A - Thanks for asking. We really won't see much change in how things work at all, because immediately after a bishop given a new assignment to a new diocese (or retires), he becomes the administrator of his former diocese (in this case, Bishop Aymond is currently the administrator of the Diocese of Austin) until he is installed in the new diocese.
The "episcopal see" of Austin will not be without someone over it through this process. Canon 416 reads:
An episcopal see is vacant upon the death of a diocesan bishop, resignation accepted by the Roman Pontiff, transfer, or privation made known to the bishop.

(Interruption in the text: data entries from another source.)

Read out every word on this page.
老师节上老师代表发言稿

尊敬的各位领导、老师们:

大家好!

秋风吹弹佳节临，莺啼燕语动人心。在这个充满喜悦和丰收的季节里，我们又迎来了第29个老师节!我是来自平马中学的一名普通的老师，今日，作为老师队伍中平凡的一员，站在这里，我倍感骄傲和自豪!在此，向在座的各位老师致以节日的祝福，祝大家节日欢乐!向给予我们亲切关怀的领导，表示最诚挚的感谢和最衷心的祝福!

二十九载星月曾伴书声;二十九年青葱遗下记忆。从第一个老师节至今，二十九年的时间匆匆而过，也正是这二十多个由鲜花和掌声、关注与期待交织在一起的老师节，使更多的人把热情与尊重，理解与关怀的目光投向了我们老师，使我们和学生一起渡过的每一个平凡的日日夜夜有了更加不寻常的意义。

The canons that follow 416 then explain that the bishop is named administrator of the diocese he has just left until he takes possesion of his new see. If there is no new bishop named by the time he leaves, a priest (or another bishop if there are other bishops in the diocese) administrator will be named to replace him in the interim within eight days by the college of consultors within the diocese (the presbyteral council). If they fail to elect someone administrator within eight days, then the metropolitan (archbishop of the area) will name one.
The administrator has limited duties and cannot take on financial responsibilities. Their role is to keep things going until the new bishop takes over. They also are forbidden to have any "innovations" during the vacancy of the bishop.
This process is an ordinary part of the life of the Church. Pray hard during it.
One of the interesting things is that immediately upon having a bishop notified of a new assignment to a new diocese, the office of vicar general (and other administrative offices) ceases. We just had Fr. Mike Sis (our former pastor) named co-Vicar General a few weeks ago. He is no longer vicar general.